Issue (i): Whether the alleged partition of the Hindu joint family took place in 1953 or only in April/May 1957, and whether it was recognised for income-tax purposes.
Analysis: The oral evidence did not establish a partition in May 1953. The contemporaneous documents, especially the registered partition deed, treated the family as joint and negatived any prior oral partition. The income-tax returns and related statements also showed that earlier claims of separation were not pursued and that the partition was later stated to have taken place in May 1957. The Court therefore treated the family as having been completely partitioned only in April/May 1957.
Conclusion: The alleged 1953 partition was not proved; the partition was found to have occurred only in April/May 1957.
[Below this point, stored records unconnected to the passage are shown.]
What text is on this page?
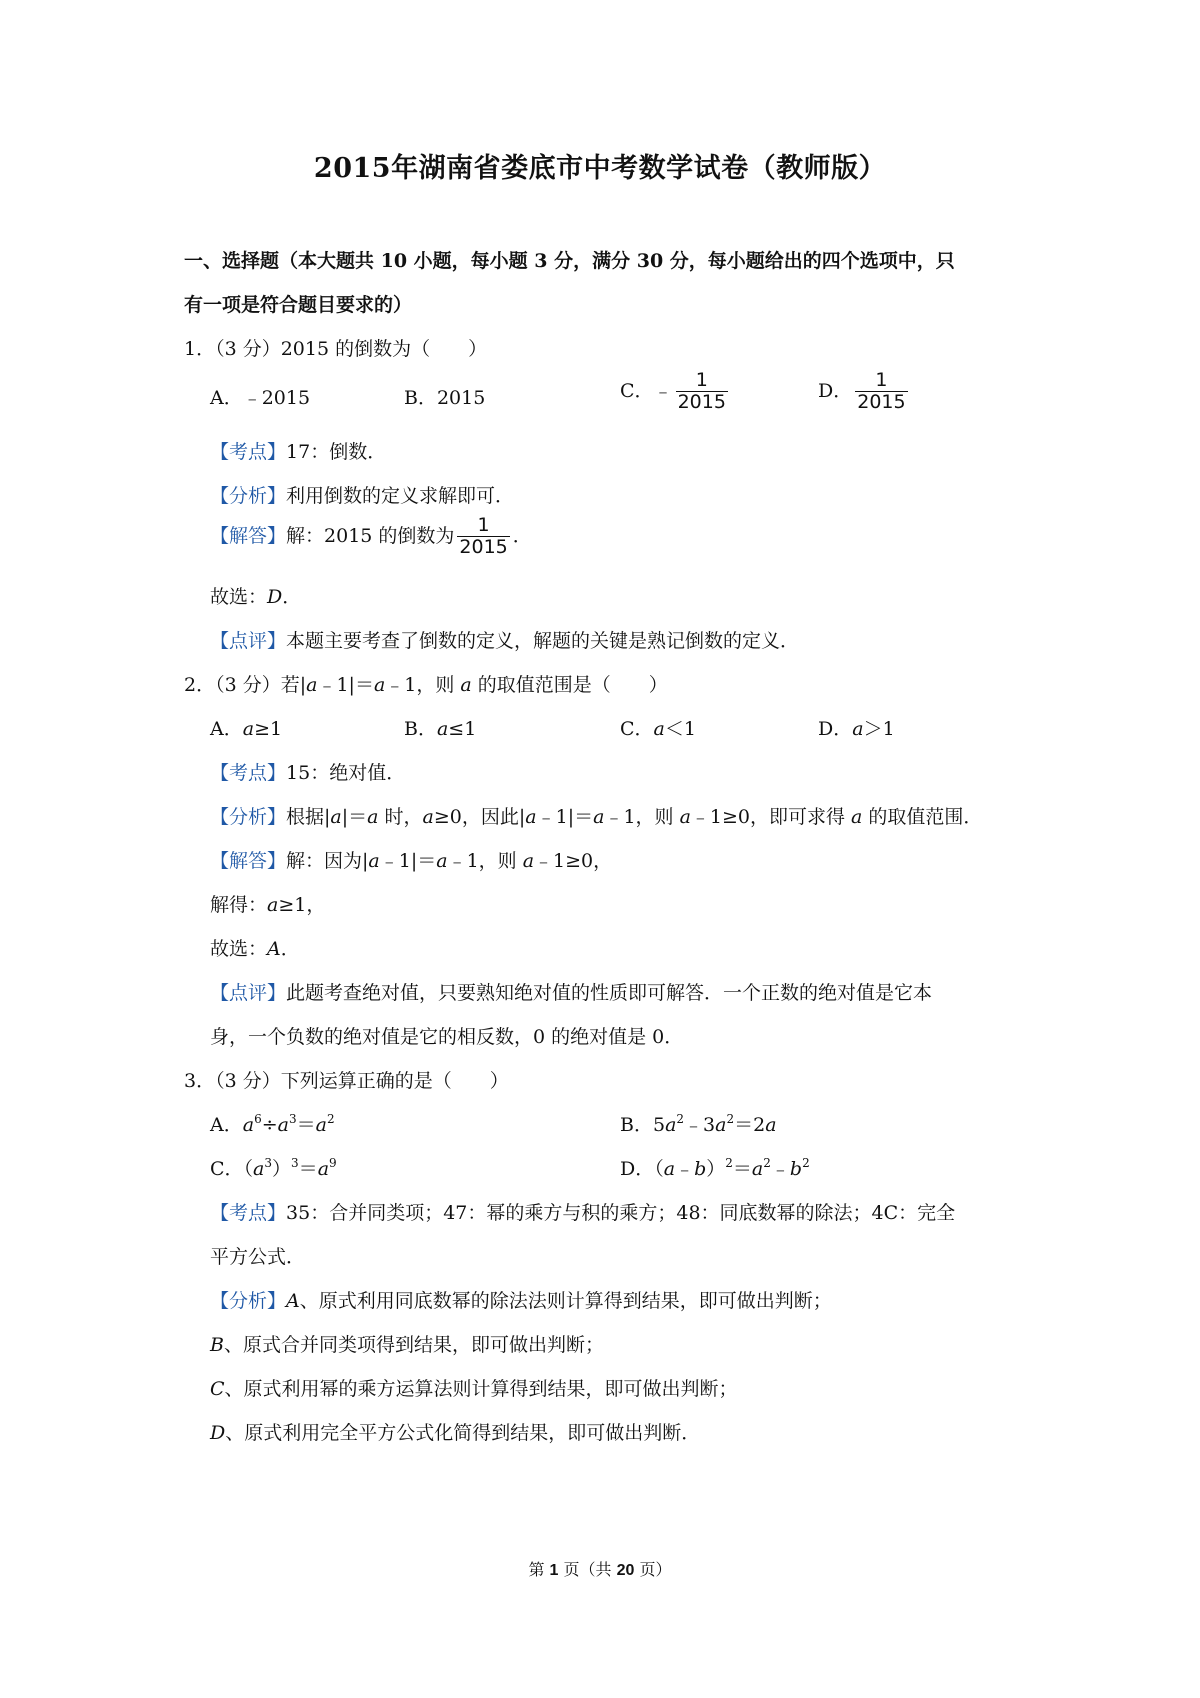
2015年湖南省娄底市中考数学试卷（教师版）
一、选择题（本大题共 10 小题，每小题 3 分，满分 30 分，每小题给出的四个选项中，只
有一项是符合题目要求的）
1．（3 分）2015 的倒数为（　　）
A．﹣2015	B．2015	C．﹣ $\frac{1}{2015}$	D． $\frac{1}{2015}$
【考点】17：倒数．
【分析】利用倒数的定义求解即可．
【解答】解：2015 的倒数为 $\frac{1}{2015}$ ．
故选：D．
【点评】本题主要考查了倒数的定义，解题的关键是熟记倒数的定义．
2．（3 分）若|a﹣1|＝a﹣1，则 a 的取值范围是（　　）
A．a≥1	B．a≤1	C．a＜1	D．a＞1
【考点】15：绝对值．
【分析】根据|a|＝a 时，a≥0，因此|a﹣1|＝a﹣1，则 a﹣1≥0，即可求得 a 的取值范围．
【解答】解：因为|a﹣1|＝a﹣1，则 a﹣1≥0，
解得：a≥1，
故选：A．
【点评】此题考查绝对值，只要熟知绝对值的性质即可解答．一个正数的绝对值是它本
身，一个负数的绝对值是它的相反数，0 的绝对值是 0．
3．（3 分）下列运算正确的是（　　）
A．$a^6\div a^3=a^2$	B．$5a^2﹣3a^2=2a$
C．$(a^3)^3=a^9$	D．$(a﹣b)^2=a^2﹣b^2$
【考点】35：合并同类项；47：幂的乘方与积的乘方；48：同底数幂的除法；4C：完全
平方公式．
【分析】A、原式利用同底数幂的除法法则计算得到结果，即可做出判断；
B、原式合并同类项得到结果，即可做出判断；
C、原式利用幂的乘方运算法则计算得到结果，即可做出判断；
D、原式利用完全平方公式化简得到结果，即可做出判断．
第 1 页（共 20 页）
Issue (ii): Whether the assessments made on the family for the relevant assessment years could be treated as void or ineffective for want of an enquiry or order under section 25A of the Indian I.T. Act, 1922.
Analysis: For the relevant years, no effective claim for partition was shown before the income-tax authorities in the manner required to displace the statutory treatment of the family as undivided. The omission to enquire into or record a partition did not render the assessments void or open to collateral attack in a civil suit. The statutory fiction under section 25A continued to operate until a partition was duly recognised, and it extended to recovery proceedings as well.
Conclusion: The assessments were not void, and the family was liable to be treated as an HUF for tax recovery purposes.
Issue (iii): Whether the sale deed and trust deed were genuine transfers so as to prevent attachment and sale of the suit houses for recovery of the family's tax dues.
Analysis: The circumstances showed that the sale was not a real transfer of beneficial ownership. The purchaser knew of the outstanding tax liability, the property remained with the family in substance, and the later trust deed disclosed that the arrangement was intended to keep the properties within the family while shielding them from the revenue. The Court held that the documents were devices to defeat recovery and attracted the prohibition against fraudulent alienation of tax-recovery assets.
Conclusion: The sale deed and trust deed were held to be unreal and ineffective against the Revenue, and the houses remained liable to attachment and sale.
Final Conclusion: The family remained assessable and recoverable as an HUF for the relevant tax dues, and the properties could be proceeded against in recovery notwithstanding the alleged transfer arrangements.
Ratio Decidendi: Until a partition is duly recognised under the governing tax machinery, the family and its properties continue to be treated as undivided for assessment and recovery purposes, and transactions devised to defeat revenue recovery are ineffective against the Revenue.